Where does that odd lone sock come from? Where did its partner disappear to? There are some mysteries that we may never unravel. Edwin Heaven thought had this universal problem solved when he decided to sell socks in threes, called Throx. With three socks you can always lose one and still have a pair. You could also of course buy two pairs of socks and just have four. Or you could look behind your washing machine, that’s probably where the missing ones are. Edwin went into the Shark Tank asking for $50,000 for 25% equity in his socks, but failed to make a deal. Throx are still available online.
19. Llama Brew
Llama Brew is the first (and last) liquefied llama manure for retail sale. You can feed all your loved ones with this poop juice, by using it to fertilize your garden and grow your own food. This is premium crap folks, produced by a USDA approved llama, and liquified so you can have the unique experience of spraying excrement. Aida and Phil Lough went into the Shark Tank asking for $125,000 for a 10% share of their turd business, but failed to make a deal.
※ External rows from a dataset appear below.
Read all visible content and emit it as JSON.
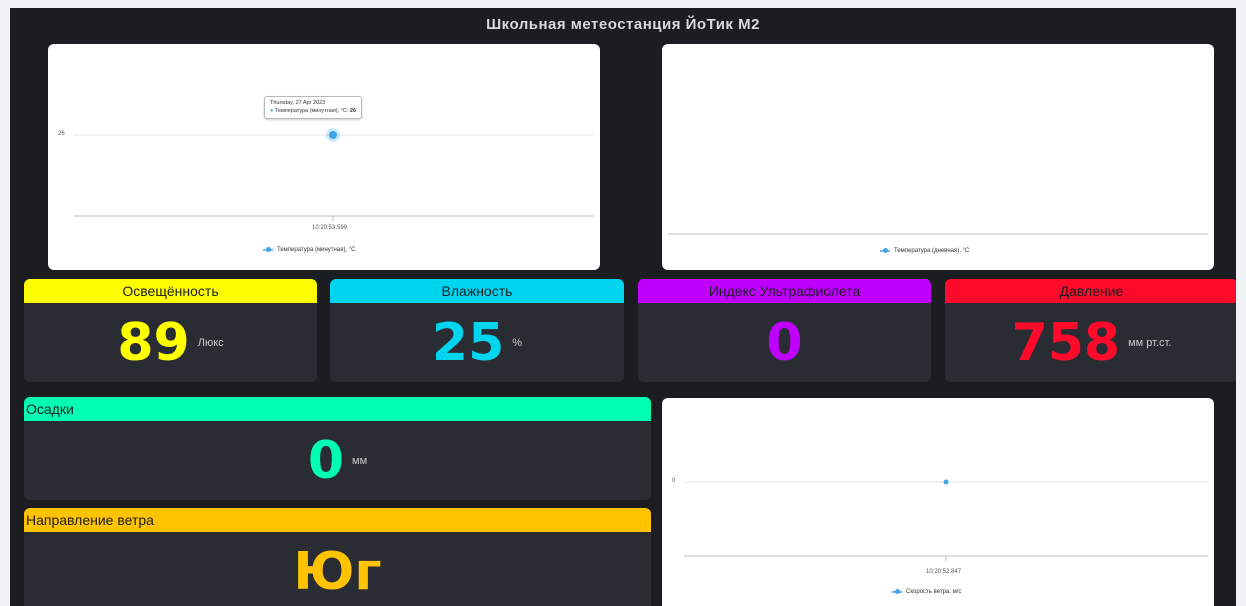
{
  "title": "Школьная метеостанция ЙоТик М2",
  "colors": {
    "background": "#1b1d21",
    "tile": "#2a2c33",
    "yellow": "#ffff00",
    "cyan": "#00d5f0",
    "purple": "#c000ff",
    "red": "#ff0a2b",
    "mint": "#00ffb5",
    "amber": "#ffc300",
    "series": "#3fa6e6"
  },
  "chart_minute": {
    "y_tick": "26",
    "x_tick": "10:20:53.599",
    "tooltip_date": "Thursday, 27 Apr 2023",
    "tooltip_series": "Температура (минутная), °C:",
    "tooltip_value": "26",
    "legend": "Температура (минутная), °C"
  },
  "chart_daily": {
    "legend": "Температура (дневная), °C"
  },
  "chart_wind": {
    "y_tick": "0",
    "x_tick": "10:20:52.847",
    "legend": "Скорость ветра, м/с"
  },
  "chart_data": [
    {
      "type": "line",
      "series": [
        {
          "name": "Температура (минутная), °C",
          "x": [
            "10:20:53.599"
          ],
          "values": [
            26
          ]
        }
      ]
    },
    {
      "type": "line",
      "series": [
        {
          "name": "Температура (дневная), °C",
          "x": [],
          "values": []
        }
      ]
    },
    {
      "type": "line",
      "series": [
        {
          "name": "Скорость ветра, м/с",
          "x": [
            "10:20:52.847"
          ],
          "values": [
            0
          ]
        }
      ]
    }
  ],
  "tiles": {
    "light": {
      "label": "Освещённость",
      "value": "89",
      "unit": "Люкс"
    },
    "humidity": {
      "label": "Влажность",
      "value": "25",
      "unit": "%"
    },
    "uv": {
      "label": "Индекс Ультрафиолета",
      "value": "0"
    },
    "pressure": {
      "label": "Давление",
      "value": "758",
      "unit": "мм рт.ст."
    },
    "precip": {
      "label": "Осадки",
      "value": "0",
      "unit": "мм"
    },
    "wind_dir": {
      "label": "Направление ветра",
      "value": "Юг"
    }
  }
}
You can visit the Llama Brew website to check on the current supply.
20. Pet Paint
Put down that can of Rustoleum! There’s a better way to spray paint your dog! Pet Paint is a completely safe way to add a little pizazz to your Schnauzer. If you’ve ever looked at Fido and thought, a nice green would really make him pop, then this is the product for you. Decorate your doggy with fun stencils, make a purple hamster, make your cat look like a skunk, the options are endless. After airing on Shark Tank, Pet Paint has grown into a big success, apparently there are lots of canine Michelangelos out there.